BinaryNet.pytorch offers a PyTorch implementation of Binarized Neural Networks (BNN), specifically designed for VGG and ResNet models. This open-source tool allows researchers and developers to delve into the world of binarized neural networks, which are known for their efficiency in terms of memory and computational resources. The project is hosted on GitHub and provides the necessary code to run models like resnet18 for datasets such as cifar10. It serves as a valuable resource for those looking to understand, implement, or experiment with BNNs within the PyTorch framework, building upon existing work in the field.

chatgpt-ai-template

chatgpt-ai-template

58%

Horizon ChatGPT AI Template is an open-source ChatGPT UI AI Template and Starter Kit designed for developers using React, NextJS, and Chakra UI. This template provides a comprehensive foundation for building AI web applications, featuring over 30 dark/light frontend elements such as buttons, inputs, navbars, and cards. It aims to accelerate the development of Chat AI SaaS Apps by offering a pre-built, customizable user interface. The template includes detailed documentation and a quick-start guide for easy installation and setup. Users need an OpenAI API key with billing information to ensure full functionality.

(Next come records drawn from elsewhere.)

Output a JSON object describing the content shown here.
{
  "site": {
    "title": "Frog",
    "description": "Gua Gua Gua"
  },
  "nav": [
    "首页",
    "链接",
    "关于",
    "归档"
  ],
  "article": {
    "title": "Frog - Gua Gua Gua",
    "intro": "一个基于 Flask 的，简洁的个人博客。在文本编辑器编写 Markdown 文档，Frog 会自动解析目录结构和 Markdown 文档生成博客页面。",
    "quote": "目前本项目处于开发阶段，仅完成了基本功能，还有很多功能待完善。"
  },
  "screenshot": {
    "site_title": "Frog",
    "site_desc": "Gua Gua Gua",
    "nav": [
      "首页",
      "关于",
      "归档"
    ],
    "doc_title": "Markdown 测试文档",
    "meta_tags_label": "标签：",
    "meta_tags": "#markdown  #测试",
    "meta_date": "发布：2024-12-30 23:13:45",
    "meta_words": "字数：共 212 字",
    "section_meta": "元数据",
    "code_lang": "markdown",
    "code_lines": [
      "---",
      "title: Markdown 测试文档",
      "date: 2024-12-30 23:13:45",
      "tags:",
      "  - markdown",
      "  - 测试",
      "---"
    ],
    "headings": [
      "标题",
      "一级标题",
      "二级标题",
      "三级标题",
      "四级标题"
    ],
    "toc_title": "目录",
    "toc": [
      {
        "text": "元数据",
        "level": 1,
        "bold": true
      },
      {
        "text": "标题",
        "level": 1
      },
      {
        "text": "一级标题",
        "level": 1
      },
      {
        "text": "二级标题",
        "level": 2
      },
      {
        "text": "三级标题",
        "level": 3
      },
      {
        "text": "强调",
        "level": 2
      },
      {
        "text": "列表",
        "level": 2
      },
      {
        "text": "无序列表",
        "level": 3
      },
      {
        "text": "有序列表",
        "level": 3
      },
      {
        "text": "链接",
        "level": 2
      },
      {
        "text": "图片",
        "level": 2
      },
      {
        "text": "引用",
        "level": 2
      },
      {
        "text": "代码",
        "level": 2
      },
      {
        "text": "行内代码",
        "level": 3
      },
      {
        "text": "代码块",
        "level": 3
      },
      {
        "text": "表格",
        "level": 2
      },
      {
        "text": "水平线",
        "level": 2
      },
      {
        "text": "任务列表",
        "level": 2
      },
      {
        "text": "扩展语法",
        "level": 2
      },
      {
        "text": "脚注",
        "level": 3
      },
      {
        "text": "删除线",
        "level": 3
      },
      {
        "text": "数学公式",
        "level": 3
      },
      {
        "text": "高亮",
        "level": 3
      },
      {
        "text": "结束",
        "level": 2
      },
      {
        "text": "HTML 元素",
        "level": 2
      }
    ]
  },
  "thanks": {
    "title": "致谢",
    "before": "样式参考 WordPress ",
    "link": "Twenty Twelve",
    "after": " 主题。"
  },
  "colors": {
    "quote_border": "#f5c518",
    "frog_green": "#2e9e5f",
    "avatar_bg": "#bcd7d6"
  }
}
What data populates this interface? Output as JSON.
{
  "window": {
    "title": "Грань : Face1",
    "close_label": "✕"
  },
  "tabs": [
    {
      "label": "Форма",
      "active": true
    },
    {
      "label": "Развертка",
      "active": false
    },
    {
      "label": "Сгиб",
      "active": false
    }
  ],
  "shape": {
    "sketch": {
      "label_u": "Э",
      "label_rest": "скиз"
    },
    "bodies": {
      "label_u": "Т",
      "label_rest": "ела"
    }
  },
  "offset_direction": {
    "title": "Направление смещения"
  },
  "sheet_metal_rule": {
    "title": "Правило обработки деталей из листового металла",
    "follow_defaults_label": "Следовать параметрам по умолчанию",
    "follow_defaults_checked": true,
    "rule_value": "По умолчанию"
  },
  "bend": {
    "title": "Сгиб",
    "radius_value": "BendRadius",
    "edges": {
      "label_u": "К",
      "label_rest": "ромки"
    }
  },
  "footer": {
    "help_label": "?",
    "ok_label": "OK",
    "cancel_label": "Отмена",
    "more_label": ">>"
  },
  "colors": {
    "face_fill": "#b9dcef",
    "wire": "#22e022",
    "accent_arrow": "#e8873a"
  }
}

An example page is also provided for inspiration and rapid prototyping.

d2l-tvm

d2l-tvm

58%

d2l-tvm is an open-source project dedicated to deep learning compilers, offering comprehensive resources for those looking to understand and optimize deep learning models. Hosted on GitHub, it provides a platform for learning about the TVM deep learning compiler stack. The project includes detailed documentation, practical examples, and guides on how to contribute, making it a valuable resource for developers and researchers. It covers various aspects of deep learning compilation, from common operators and CPU/GPU schedules to deployment strategies, enabling users to dive deep into the technical intricacies of optimizing AI models.

Ray 3.0

Ray 3.0

58%

Ray 3.0 is a comprehensive debugging tool designed to streamline the development process by organizing all debug output in a dedicated desktop application. It eliminates the need for debug output to clutter your application or browser, providing a clean and interactive interface. Ray supports a wide range of languages and frameworks, including PHP, Laravel, JavaScript, Node.js, Vue.js, React, WordPress, and more, allowing developers to use the same debugging syntax across different environments. Key features include remote debugging over SSH, message archiving for later reference, and powerful tools to pause and measure code execution. The latest version, Ray 3.0, introduces enhanced AI integration, enabling users to interact with AI-generated HTML components, Mermaid, and ERD diagrams directly within the app, making it an invaluable tool for modern development workflows.